The ANC and EFF clearly did not take heed of the true facts regarding the failure of land reform seriously. It appears that the governing party has ignored the findings of the High-Level Panel on Key Legislation, which was appointed by Parliament. This panel found, after a thorough investigation, that the property clause and the requirement that compensation be paid upon expropriation, were not impediments to land reform. Instead, an insufficient budget, lack of political will, poor implementation and corruption were identified as impediments. It is apparently easier to amend the Constitution than to address the real problems bedeviling land reform.

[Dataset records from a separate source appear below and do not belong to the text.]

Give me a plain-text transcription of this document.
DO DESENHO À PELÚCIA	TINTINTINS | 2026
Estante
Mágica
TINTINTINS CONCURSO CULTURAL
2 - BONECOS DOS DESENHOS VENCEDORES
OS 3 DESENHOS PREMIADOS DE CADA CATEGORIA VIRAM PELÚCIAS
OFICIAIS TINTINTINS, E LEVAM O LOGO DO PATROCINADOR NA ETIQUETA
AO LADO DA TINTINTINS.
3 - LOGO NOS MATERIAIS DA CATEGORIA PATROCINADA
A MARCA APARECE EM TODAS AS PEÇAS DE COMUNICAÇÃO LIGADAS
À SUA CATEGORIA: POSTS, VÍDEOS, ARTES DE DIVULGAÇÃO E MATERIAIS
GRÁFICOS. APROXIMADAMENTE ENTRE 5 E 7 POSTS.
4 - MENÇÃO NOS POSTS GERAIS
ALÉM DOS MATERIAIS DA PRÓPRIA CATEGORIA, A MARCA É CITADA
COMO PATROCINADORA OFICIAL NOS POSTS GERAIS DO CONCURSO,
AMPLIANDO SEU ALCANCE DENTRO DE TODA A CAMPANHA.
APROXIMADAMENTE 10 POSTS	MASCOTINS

Agri SA will participate in the consultations which will now follow and will utilise the best expertise available to impact the processes optimally. The organisation will also get legal- and other advice regarding the process that is now unfolding. Agri SA will rely heavily on the findings of the ADS / Landbouweekblad / Agri SA land audit that shows, amongst other things that twice as much land has been redistributed through the market, compared to land redistributed by government. Agri SA has some serious misgivings about the government land audit that was released recently, which is confusing and presents a skewed picture of land ownership. Agri SA is in favour of a fact-based approach to land reform based on partnerships. The organisation is working on a strategy in this regard together with other stakeholders in the sector.
Dan Kriek, Agri SA’s President warned that all property owners’ rights are at stake and that amending the property clause represents a step backwards into a past where the protection of property rights was not applied across the board. The right to property is a fundamental right that provides protection to black and white, rich and poor against unjust state interference. The denial of this protection is out of step with international practice and is not in the national interest, said Kriek.